Nicht selten verbergen sich hinter den musikalischen Strukturen gesellschaftspolitische Botschaften: In „Dancing in the Dark“ sind es die in ihrer großen Anzahl auftreten Streicher, die sich mit ihrer endlosen Melodie gegen die lautstarke Schlagwerk- und Bläsergruppe durchsetzen. In „Entmilitarisierte Zonen“ (1979) für Brass Band verschaffen sich zwischen zahlreichen zitierten Märschen die ansonsten hinter Melodiestimme und Bass zurücktretenden Mittelstimmen nach und nach Gehör – vergleichbar mit den zahlreichen ungenannten Mitarbeitern eines Konzerns, die hinter dem Namen des Chefs in einer anonymen Masse verschwinden und dennoch für das Funktionieren eines Betriebes wesentlich mitverantwortlich sind. Das Werk spiegelt mit der Durchsetzung der Mittelstimmen die Utopie der Gleichberechtigung. Das für den Schlagwerker Gerald Fromme komponierte Werk „Rough Music“ (1982-83) bezieht sich auf ein Ritual, das auf einen mittelalterlichen Brauch zurückgeht und in etlichen Gebieten der Erde weiterhin lebendig ist. Dabei spielen Dorfbewohner in einem nächtlichen Umzug auf Topfe und Deckel klopfend vor dem Haus eines sich nicht gesellschaftskonform verhaltenden Mitgliedes der Gemeinschaft auf, um ihr Missfallen darüber lautstark kund zu tun. Dass man sich aber gesellschaftlichen Konventionen und Obrigkeiten aller Art jedoch nicht einfach unterwerfen soll, ist die Grundaussage der in Zusammenarbeit mit H. C. Artmann entstandenen Oper „der herr nordwind“ (UA 2005). Die auf einem italienischen Märchen basierende Handlung über den armen Bauern Geppone, dem durch das stürmische Treiben des herrn nordwind jedes Jahr aufs Neue die Ernte zerstört wird, kulminiert in einem Kampf gegen kirchliche wie weltliche Autoritäten.

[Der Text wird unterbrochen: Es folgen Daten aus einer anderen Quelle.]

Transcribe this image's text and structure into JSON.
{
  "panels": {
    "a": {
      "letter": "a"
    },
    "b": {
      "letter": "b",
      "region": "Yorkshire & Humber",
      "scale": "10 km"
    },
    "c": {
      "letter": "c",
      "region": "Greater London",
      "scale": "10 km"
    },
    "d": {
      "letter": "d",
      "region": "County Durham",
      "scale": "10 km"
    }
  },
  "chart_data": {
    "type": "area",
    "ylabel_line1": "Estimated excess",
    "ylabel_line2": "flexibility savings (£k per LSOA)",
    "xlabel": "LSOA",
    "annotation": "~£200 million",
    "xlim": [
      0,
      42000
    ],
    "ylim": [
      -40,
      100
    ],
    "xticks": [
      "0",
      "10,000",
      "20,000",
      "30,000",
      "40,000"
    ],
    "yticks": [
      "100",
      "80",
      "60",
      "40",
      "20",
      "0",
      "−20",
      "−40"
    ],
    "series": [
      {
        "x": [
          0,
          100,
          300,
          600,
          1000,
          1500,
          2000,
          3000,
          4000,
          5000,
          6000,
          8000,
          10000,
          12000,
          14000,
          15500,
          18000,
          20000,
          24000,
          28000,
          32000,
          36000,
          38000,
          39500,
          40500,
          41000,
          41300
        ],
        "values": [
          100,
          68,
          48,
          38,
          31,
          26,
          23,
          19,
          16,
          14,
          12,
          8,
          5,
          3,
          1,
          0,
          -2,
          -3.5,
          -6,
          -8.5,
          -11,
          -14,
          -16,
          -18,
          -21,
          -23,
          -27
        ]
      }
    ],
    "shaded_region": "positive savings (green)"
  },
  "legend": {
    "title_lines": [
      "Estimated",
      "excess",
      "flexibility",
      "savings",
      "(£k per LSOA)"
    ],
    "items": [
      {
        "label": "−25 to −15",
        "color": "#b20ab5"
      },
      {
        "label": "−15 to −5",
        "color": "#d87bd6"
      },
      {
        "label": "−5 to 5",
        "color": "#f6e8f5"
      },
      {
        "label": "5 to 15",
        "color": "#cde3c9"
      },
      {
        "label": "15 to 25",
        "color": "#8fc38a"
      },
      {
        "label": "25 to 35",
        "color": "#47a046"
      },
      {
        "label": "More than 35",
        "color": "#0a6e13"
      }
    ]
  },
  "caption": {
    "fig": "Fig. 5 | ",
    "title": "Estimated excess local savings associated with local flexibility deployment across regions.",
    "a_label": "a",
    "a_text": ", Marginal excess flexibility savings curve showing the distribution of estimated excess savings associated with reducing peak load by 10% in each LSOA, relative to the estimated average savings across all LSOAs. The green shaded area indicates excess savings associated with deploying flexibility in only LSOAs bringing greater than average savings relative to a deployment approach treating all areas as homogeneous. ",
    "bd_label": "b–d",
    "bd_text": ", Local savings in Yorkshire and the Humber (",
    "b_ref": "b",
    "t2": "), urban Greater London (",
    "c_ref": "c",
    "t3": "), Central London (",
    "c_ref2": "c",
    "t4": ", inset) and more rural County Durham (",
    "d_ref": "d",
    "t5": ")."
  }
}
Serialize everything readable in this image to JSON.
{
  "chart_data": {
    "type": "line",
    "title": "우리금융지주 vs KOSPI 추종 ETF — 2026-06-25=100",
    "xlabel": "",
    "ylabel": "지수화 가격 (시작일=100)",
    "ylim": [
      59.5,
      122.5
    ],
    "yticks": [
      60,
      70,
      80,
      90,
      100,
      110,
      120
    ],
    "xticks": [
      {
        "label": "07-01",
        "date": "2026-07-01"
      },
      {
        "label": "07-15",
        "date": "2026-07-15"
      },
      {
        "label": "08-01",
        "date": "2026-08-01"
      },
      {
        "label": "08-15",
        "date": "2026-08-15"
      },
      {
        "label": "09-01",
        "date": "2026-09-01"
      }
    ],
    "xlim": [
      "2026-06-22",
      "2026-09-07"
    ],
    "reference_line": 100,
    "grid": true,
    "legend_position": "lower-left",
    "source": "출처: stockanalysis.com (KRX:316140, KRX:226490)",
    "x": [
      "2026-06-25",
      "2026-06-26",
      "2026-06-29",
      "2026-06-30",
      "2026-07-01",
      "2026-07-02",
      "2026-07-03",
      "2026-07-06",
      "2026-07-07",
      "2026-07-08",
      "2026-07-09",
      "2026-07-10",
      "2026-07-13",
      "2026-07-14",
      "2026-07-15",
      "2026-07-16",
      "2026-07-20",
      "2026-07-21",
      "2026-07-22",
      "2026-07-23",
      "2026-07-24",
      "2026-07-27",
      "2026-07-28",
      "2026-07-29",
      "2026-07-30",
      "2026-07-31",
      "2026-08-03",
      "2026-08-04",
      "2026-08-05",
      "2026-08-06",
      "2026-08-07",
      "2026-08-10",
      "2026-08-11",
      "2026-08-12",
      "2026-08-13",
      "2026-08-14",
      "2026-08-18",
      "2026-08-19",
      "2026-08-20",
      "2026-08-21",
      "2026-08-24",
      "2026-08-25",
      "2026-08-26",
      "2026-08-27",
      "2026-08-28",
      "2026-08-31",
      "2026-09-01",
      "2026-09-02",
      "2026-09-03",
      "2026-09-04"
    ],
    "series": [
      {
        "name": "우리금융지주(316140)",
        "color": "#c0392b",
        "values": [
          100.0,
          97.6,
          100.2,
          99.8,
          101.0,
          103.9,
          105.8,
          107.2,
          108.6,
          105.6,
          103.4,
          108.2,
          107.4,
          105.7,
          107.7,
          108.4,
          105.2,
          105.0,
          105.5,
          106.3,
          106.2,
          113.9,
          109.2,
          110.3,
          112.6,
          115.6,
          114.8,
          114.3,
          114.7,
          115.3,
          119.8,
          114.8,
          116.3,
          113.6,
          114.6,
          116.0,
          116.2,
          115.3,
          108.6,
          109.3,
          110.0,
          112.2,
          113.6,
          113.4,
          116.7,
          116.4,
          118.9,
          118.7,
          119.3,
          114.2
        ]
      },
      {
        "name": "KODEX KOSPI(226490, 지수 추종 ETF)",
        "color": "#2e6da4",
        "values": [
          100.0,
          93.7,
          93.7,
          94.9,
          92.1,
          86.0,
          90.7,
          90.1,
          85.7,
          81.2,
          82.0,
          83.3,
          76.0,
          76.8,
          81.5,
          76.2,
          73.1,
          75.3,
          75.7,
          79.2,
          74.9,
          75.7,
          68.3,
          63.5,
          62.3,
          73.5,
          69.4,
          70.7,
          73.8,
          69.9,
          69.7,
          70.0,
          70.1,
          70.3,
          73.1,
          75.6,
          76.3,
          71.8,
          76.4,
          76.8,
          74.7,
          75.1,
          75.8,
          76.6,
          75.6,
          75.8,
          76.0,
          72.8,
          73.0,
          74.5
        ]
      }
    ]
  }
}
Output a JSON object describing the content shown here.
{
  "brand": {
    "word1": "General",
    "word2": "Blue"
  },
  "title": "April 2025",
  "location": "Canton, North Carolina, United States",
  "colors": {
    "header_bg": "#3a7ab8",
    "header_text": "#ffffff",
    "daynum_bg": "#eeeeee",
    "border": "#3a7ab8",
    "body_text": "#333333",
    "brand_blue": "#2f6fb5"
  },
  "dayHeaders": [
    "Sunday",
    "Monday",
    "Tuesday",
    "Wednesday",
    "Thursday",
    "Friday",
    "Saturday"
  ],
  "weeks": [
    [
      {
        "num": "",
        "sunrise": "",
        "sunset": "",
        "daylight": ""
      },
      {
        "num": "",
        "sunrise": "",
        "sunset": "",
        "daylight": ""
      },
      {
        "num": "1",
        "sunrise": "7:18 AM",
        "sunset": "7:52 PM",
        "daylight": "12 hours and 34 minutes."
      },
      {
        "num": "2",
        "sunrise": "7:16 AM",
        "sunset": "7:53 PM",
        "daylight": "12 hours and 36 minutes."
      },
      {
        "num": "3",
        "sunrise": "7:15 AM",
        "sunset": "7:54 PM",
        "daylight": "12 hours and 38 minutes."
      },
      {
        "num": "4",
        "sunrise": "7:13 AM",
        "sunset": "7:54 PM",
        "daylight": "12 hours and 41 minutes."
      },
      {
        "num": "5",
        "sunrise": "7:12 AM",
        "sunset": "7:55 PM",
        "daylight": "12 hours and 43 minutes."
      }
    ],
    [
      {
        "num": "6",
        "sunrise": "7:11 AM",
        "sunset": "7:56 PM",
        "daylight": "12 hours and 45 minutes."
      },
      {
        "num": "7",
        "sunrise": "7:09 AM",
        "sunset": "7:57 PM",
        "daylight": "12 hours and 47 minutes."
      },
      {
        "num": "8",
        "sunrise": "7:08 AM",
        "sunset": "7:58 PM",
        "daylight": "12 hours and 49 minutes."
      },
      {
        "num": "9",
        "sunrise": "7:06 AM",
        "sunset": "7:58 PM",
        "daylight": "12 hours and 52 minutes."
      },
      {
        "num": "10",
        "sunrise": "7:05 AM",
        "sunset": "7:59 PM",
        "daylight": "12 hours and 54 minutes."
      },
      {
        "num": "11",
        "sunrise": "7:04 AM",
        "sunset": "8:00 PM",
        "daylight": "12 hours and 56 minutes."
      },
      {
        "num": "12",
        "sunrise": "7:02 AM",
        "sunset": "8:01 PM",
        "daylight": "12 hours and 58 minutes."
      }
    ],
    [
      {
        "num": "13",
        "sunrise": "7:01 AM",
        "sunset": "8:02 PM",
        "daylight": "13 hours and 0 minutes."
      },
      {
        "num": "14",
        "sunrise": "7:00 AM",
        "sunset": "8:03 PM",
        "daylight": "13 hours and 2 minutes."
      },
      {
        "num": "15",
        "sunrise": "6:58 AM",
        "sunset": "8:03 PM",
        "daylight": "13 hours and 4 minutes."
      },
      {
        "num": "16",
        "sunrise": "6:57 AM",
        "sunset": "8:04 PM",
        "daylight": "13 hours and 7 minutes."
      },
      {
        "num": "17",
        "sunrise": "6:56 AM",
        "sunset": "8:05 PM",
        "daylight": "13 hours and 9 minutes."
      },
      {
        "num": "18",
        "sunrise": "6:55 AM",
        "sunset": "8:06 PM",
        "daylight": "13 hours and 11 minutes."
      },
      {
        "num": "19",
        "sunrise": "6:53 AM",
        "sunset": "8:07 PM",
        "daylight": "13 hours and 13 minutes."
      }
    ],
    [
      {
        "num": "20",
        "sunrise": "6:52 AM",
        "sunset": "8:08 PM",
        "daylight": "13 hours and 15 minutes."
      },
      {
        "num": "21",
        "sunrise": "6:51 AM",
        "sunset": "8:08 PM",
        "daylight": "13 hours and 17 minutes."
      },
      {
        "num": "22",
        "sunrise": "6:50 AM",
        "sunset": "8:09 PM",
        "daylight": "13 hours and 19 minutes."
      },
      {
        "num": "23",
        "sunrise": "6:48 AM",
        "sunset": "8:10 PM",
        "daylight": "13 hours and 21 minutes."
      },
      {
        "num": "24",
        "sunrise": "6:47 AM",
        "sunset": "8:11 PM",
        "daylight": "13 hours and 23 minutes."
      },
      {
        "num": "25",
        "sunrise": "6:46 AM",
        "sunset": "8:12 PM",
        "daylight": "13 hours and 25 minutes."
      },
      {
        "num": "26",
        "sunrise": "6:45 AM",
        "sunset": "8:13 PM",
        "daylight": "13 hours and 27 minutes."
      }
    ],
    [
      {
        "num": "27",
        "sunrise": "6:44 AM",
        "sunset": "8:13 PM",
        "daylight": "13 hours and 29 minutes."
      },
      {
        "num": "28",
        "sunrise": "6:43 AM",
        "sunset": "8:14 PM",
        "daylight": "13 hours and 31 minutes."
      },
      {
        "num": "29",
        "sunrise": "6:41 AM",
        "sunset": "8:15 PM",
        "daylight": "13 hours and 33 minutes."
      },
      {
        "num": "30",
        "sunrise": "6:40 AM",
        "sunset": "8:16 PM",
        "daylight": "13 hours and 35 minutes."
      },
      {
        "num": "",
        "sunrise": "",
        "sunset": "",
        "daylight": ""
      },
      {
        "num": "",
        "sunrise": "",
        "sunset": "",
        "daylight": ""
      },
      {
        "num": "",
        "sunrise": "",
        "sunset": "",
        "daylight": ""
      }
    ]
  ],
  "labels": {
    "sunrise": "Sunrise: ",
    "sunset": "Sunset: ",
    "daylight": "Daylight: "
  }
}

Doch trotz der kritischen Haltung, die Gruber stets einnimmt, sind auch Witz und Humor oft nicht weit. Denn, so der Komponist, „… die Kunst muss doch keinen Heiligenschein haben, man muss im Konzert nicht ständig gekrümmt und mit Wellblechstirn sitzen, und fordern, dass das der einzige richtige Weg wäre, Kunst zu begegnen.“ Dass es auch anders geht, hat der Gruber inzwischen nicht zuletzt mit dem Einsatz von Spielzeuginstrumenten und szenischen Einlagen der Musiker in „Frankenstein!!“ bewiesen.